What could Amoyo have known that would be worth torturing and killing him for?

CHIO8CO.

Something about Nada.

CHIOACO.

About where she might have gone?

CHIGACO.

Oh hell.

Wayne took a step backward toward the door. He needed to get the cops to listen. He needed to tell them everything. It would be uncomfortable. They would be suspicious of his story. But Wayne had to keep a clear head. The police would need to move quickly. David Amoyo was a coward and now whoever did this is on his way to—

The smooth sole of his clunky right shoe slipped out from under him and his big ass hit the floor with a sound like a gong, reverberating in Amoyo’s lamps and his flat-panel television and in glass all around. Wayne put his hand down and felt something wet, and then with a horrible sensation he held up his palm. Blood.

He stood up, carefully this time, and looked with horror at the red stain on the carpet that had now been transferred to the seat of his pants.

Sirens closer now.

He took a breath.
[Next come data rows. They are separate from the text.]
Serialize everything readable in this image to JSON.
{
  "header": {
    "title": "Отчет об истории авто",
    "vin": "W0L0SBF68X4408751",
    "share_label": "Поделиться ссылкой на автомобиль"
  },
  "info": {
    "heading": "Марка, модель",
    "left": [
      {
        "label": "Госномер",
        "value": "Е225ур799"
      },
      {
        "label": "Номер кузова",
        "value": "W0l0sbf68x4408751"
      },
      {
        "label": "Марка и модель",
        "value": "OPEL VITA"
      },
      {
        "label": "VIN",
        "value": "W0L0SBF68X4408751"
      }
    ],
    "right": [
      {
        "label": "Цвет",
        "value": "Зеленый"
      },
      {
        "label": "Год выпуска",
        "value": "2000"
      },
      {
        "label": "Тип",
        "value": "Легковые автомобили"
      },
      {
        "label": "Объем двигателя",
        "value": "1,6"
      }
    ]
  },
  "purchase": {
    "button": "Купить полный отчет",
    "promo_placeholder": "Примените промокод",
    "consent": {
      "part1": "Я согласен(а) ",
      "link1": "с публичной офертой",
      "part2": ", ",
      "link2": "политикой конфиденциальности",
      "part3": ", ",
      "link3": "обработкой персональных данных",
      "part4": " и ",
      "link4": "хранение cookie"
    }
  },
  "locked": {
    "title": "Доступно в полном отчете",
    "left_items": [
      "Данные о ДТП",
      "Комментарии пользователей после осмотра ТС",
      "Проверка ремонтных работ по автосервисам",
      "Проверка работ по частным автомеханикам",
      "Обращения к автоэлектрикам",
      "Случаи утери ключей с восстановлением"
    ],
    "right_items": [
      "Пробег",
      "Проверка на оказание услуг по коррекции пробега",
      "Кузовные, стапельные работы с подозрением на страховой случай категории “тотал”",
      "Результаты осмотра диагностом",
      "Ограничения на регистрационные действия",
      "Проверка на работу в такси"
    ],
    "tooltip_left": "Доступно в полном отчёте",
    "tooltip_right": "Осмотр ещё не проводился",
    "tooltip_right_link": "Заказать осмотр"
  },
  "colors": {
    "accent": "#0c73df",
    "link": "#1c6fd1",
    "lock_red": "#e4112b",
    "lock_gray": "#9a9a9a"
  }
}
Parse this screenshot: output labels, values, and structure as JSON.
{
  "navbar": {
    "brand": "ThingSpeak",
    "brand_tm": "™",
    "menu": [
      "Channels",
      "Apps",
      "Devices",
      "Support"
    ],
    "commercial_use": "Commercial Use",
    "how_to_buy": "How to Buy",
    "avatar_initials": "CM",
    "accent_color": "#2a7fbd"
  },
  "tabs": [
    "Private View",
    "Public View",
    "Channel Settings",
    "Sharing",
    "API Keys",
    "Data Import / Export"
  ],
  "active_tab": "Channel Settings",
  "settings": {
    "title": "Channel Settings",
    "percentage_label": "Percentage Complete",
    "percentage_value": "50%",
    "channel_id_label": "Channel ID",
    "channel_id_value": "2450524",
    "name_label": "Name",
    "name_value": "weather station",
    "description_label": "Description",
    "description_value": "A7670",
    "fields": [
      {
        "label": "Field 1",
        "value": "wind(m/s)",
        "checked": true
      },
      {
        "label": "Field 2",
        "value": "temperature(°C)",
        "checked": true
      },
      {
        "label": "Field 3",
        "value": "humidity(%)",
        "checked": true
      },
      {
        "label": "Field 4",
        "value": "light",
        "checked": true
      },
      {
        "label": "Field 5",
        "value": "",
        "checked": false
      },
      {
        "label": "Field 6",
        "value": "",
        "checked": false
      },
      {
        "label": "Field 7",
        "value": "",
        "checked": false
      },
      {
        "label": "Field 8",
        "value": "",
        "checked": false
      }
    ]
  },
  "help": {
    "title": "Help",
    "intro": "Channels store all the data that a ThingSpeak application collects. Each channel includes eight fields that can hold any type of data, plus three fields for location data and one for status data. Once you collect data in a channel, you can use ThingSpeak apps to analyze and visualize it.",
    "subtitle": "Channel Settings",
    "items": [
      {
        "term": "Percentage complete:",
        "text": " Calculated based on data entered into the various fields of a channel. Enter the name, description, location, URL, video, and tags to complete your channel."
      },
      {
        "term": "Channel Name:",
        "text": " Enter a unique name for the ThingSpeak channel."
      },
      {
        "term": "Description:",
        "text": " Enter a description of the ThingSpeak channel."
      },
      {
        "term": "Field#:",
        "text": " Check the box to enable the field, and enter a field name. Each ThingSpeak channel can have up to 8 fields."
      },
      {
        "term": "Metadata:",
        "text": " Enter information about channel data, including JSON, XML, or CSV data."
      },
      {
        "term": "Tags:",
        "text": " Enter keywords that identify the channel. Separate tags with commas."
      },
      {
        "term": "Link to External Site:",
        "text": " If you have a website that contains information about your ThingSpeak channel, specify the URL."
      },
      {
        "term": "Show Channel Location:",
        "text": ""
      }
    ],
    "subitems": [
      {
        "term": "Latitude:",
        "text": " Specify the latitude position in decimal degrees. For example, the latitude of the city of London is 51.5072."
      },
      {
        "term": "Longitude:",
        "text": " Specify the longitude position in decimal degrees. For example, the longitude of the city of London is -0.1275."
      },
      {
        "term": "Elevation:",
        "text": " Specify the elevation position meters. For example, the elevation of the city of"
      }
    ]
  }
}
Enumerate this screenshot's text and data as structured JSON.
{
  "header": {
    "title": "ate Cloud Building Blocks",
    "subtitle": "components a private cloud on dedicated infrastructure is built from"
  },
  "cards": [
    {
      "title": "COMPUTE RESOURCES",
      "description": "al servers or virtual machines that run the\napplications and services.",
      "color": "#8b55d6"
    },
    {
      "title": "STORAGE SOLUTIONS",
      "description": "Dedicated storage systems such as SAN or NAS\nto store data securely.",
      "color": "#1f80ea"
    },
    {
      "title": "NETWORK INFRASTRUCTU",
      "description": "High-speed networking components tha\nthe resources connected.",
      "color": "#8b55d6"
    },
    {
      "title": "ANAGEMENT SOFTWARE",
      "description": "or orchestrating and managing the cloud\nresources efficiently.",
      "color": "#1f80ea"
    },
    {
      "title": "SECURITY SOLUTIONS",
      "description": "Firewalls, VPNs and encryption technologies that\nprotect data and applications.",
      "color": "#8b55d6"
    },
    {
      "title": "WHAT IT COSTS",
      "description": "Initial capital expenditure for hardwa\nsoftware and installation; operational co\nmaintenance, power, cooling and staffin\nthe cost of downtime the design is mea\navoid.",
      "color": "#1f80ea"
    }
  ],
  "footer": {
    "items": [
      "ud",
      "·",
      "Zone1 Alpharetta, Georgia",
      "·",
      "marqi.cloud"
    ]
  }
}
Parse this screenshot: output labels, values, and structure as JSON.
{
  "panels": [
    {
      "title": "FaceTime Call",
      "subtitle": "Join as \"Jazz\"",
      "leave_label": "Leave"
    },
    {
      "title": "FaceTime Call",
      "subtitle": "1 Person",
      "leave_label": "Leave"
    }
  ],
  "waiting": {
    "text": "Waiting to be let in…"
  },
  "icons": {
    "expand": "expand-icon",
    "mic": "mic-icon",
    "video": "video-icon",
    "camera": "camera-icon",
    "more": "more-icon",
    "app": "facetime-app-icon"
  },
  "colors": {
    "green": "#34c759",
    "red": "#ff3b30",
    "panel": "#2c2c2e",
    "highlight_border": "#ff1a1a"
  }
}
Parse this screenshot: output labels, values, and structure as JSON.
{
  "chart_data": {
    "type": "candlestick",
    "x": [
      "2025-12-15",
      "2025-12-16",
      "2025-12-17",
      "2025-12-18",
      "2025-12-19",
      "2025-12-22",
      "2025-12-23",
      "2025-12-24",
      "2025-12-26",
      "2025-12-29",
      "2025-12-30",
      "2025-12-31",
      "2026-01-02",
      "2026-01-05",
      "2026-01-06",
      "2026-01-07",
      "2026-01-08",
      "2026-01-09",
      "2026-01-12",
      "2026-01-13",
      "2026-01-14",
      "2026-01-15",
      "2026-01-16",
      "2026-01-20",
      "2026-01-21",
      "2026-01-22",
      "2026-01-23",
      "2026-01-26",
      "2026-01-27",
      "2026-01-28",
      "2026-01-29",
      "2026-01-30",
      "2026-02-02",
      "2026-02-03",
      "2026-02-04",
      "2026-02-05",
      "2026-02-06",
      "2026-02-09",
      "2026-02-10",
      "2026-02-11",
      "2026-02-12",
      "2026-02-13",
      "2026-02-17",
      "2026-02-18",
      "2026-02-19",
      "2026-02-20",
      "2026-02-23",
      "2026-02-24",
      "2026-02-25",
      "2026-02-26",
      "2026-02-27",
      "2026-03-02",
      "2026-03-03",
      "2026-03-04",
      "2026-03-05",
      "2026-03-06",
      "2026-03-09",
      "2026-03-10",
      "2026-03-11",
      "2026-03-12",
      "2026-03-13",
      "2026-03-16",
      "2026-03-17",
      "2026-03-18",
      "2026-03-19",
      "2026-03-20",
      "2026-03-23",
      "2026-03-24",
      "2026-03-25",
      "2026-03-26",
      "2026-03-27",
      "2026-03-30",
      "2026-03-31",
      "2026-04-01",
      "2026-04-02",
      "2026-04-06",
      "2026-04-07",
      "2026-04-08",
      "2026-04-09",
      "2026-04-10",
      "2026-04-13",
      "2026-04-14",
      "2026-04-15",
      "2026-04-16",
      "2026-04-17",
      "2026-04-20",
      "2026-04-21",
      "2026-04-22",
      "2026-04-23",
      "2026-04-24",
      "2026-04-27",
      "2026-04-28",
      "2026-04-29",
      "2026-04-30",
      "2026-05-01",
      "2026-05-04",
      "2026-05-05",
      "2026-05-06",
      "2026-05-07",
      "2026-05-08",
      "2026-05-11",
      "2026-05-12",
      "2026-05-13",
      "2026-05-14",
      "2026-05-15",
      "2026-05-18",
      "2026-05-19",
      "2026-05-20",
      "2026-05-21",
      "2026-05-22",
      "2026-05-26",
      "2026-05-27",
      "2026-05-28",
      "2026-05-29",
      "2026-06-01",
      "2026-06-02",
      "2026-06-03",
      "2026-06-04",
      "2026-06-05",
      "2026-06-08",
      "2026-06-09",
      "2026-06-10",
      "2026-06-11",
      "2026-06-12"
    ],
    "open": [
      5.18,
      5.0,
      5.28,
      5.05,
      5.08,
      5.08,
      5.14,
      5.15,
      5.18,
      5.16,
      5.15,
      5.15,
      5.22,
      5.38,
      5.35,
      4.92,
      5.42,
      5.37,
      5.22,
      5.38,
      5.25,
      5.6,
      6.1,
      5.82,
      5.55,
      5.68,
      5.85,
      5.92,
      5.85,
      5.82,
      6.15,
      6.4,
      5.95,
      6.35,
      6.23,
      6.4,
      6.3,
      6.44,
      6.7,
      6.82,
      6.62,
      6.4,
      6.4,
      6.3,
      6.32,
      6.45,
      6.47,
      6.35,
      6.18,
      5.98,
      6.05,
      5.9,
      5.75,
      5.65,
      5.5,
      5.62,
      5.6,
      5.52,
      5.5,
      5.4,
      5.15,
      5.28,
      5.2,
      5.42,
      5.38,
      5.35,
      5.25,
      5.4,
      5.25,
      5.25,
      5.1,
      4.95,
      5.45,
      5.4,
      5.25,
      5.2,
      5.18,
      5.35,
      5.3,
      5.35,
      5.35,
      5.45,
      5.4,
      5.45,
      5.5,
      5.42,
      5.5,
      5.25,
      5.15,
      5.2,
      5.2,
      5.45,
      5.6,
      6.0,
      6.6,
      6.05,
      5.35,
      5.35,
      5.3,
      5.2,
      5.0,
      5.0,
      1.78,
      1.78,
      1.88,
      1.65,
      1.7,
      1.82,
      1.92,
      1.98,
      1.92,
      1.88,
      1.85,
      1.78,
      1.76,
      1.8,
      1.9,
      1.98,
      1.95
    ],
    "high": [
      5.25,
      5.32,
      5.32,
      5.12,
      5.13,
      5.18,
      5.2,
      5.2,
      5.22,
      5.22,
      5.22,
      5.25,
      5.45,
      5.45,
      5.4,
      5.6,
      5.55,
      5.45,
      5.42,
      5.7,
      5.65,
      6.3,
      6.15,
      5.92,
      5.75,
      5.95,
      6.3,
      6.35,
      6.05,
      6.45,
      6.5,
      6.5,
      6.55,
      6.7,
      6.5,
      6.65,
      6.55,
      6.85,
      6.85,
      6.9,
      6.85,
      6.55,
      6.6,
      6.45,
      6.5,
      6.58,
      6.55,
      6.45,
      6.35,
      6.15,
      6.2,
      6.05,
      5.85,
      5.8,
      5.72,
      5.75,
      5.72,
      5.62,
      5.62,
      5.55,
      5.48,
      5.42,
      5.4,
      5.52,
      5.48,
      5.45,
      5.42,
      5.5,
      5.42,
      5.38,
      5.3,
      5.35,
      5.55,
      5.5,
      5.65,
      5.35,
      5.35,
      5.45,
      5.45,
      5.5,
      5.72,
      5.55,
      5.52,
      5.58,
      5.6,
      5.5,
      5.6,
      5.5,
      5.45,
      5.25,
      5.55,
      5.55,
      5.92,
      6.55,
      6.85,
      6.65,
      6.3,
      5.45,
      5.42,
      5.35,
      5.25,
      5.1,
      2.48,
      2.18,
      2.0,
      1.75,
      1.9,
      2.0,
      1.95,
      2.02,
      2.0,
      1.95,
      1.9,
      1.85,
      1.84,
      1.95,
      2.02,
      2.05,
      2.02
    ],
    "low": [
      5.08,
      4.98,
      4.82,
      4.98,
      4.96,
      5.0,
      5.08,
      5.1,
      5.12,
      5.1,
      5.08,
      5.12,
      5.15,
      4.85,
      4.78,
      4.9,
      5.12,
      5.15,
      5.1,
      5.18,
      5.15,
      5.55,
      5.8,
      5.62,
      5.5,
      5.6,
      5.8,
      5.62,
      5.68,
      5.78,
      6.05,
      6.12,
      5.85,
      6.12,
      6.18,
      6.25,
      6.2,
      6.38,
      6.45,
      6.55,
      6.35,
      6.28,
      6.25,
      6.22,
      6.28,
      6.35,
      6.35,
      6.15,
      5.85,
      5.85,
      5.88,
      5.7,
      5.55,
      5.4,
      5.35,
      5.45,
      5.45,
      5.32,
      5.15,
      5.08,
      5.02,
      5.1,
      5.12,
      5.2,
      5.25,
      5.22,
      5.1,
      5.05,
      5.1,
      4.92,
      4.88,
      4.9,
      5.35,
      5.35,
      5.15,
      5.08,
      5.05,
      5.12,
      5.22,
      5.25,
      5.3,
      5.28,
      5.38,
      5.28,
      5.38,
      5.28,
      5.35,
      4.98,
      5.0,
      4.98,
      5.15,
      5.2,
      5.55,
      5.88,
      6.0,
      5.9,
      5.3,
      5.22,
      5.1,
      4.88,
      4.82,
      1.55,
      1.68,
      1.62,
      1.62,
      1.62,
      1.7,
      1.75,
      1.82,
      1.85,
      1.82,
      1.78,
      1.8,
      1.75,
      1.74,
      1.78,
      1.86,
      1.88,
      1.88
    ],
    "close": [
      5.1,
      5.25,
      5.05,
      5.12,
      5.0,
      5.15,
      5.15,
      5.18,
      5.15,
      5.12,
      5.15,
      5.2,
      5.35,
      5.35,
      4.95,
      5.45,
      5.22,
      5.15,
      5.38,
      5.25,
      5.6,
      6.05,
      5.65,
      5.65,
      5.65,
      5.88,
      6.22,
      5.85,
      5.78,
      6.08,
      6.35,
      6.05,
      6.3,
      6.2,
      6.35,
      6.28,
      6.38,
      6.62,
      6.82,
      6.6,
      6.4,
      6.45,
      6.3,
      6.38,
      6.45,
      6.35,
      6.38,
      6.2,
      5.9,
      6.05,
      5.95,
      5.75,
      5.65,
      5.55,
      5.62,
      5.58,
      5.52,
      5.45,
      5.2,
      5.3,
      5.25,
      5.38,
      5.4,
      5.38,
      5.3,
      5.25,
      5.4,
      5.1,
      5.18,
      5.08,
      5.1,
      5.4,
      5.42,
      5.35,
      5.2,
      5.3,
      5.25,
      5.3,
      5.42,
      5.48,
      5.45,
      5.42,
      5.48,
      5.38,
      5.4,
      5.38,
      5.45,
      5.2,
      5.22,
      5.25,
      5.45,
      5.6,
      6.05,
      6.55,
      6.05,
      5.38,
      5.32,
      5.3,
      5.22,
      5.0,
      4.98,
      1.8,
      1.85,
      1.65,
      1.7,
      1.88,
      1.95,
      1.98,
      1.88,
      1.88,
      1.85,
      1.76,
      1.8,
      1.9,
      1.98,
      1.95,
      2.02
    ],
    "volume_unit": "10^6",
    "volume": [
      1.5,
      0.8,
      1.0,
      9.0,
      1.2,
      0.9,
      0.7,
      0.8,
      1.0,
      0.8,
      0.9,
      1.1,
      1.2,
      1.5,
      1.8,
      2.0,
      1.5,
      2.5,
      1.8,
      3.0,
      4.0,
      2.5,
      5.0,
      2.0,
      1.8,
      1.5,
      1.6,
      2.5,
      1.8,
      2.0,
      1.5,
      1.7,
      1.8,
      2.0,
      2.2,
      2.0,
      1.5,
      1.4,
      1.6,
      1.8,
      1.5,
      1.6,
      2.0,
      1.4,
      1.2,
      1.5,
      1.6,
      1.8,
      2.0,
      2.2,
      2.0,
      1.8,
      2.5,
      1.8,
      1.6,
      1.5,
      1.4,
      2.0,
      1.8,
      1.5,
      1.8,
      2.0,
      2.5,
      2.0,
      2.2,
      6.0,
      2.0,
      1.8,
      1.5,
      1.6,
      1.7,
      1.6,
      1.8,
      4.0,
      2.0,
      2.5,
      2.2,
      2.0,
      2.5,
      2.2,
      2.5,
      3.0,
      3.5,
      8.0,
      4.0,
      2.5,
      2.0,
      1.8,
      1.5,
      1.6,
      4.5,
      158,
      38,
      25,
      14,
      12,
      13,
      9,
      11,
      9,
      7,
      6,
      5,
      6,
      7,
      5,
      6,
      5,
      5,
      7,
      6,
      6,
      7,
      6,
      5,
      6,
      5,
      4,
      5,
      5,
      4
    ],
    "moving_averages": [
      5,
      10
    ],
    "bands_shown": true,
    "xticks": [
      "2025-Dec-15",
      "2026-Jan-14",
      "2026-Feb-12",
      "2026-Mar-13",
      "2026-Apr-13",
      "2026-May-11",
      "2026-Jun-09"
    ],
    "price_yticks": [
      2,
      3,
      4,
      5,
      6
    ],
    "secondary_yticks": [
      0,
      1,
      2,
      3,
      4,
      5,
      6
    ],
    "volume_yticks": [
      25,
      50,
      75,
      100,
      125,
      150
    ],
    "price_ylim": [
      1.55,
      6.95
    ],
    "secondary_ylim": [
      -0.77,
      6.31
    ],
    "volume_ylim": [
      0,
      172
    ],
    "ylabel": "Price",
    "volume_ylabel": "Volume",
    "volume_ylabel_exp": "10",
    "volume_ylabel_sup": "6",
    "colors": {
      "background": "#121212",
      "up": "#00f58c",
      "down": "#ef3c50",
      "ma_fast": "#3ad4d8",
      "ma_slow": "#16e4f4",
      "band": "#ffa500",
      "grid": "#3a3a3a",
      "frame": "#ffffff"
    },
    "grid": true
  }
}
This would be bad, but he could explain it. The cops would be unhappy, but he had information that could help them. David Amoyo’s killer, and Bea Beaujon’s, too, was really after Canada Gold.

As he waited, he looked at the body again. There was an object he hadn’t seen before. A knife. A long, folding knife.

It looked like Wayne’s knife.

He patted the front of his pants, spreading Amoyo’s blood to the fabric. His knife wasn’t there. Had it fallen out when he knelt over the body? Had he even been carrying it today? He couldn’t remember the last time he’d used it.

When he slipped, hadn’t he felt something hard under his foot? Maybe he had slipped on the knife. Maybe it had been there all along. Maybe it was just a knife that looked like his. Or maybe somebody had taken it from his desk. If it was his knife—whether it had slipped out of his pocket or been stolen from his office and planted in this apartment—it had his fingerprints and Amoyo’s blood all over it.

“Once the cops have reason to suspect you, they never unsuspect you,” Peter had once told him. And when Wayne considered what would turn up in even a cursory search of his desk and computer, waves of panic radiated out to his fingers and toes.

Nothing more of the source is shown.